MSc Thesis Presentation - Xiang Zhang

Date

November 28, 2025 2:00 PM –3:30 PM

Name: Xiang Zhang

Date: Nov 28, 2025

Time: 2:30 pm

Location: ICCS 104

Supervisors: Laks V.S Lakshmanan and Muhammad Abdul-Mageed

Title : Language Modeling Techniques for Biological Sequence Processing

Abstract:
Biological sequences---DNA, RNA, and proteins---form the basis of genetic information in all living organisms and viruses, dictating everything from genetic inheritance to biochemical processes and physical characteristics. Accurate prediction and generation of these sequences are crucial for advancing personalized medicine, developing novel therapeutics, and understanding evolutionary processes. However, traditional language modeling techniques often struggle to achieve the level of precision required for real-world applications, where even a single bio-token error can render predictions biologically meaningless.

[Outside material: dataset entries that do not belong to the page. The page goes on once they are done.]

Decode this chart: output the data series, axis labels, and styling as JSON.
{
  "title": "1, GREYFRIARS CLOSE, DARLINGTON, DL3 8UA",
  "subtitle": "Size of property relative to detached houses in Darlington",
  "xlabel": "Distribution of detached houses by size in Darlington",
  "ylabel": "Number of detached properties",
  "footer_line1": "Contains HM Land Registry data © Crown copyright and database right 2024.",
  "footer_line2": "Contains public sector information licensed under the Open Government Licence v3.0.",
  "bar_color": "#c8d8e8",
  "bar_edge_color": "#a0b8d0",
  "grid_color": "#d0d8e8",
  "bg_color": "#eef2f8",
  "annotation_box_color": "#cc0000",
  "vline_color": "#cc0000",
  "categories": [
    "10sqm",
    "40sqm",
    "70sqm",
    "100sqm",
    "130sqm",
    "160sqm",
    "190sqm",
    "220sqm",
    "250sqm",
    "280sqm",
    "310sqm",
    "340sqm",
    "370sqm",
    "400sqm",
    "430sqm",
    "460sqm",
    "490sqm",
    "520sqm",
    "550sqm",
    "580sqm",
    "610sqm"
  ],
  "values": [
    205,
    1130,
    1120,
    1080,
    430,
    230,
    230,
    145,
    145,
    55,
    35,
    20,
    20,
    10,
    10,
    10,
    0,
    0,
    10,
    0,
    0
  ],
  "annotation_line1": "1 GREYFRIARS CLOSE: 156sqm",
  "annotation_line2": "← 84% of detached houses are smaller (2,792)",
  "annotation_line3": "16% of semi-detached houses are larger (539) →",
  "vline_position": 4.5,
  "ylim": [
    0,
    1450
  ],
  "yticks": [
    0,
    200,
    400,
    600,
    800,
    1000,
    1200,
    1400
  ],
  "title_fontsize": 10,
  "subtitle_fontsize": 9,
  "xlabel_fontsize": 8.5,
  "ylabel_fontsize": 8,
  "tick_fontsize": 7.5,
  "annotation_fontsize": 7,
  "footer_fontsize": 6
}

This thesis addresses the central challenge of enhancing the precision of biological sequence processing through language modeling innovations that tackle different sources of prediction failure distinct from those arising in natural language generation tasks.
We identify that biological sequence prediction suffers from both local semantic errors and global constraint violations. To address local errors, we introduce a reflection-based biological sequence pretraining framework that augments the autoregressive Transformer with self-correction capabilities. By incorporating auxiliary reasoning tokens and training the model to recognize and correct its own mistakes, we achieve significant improvements in amino acid precision and peptide-level accuracy.
To address global constraint violations in biological sequence generation, we develop a non-autoregressive Transformer that leverages bidirectional global contextual constrained optimization. By incorporating a sequence-level precise mass control module, this approach achieves state-of-the-art results in protein sequencing tasks.
These approaches demonstrate that biological sequence modeling demands domain-specific adaptations of language modeling techniques. Local error correction via reflection mechanisms addresses semantic and reasoning failures, while global constrained optimization enforces physical and chemical validity. Each method offers a distinct perspective on overcoming the limitations of naive natural language modeling in biological contexts.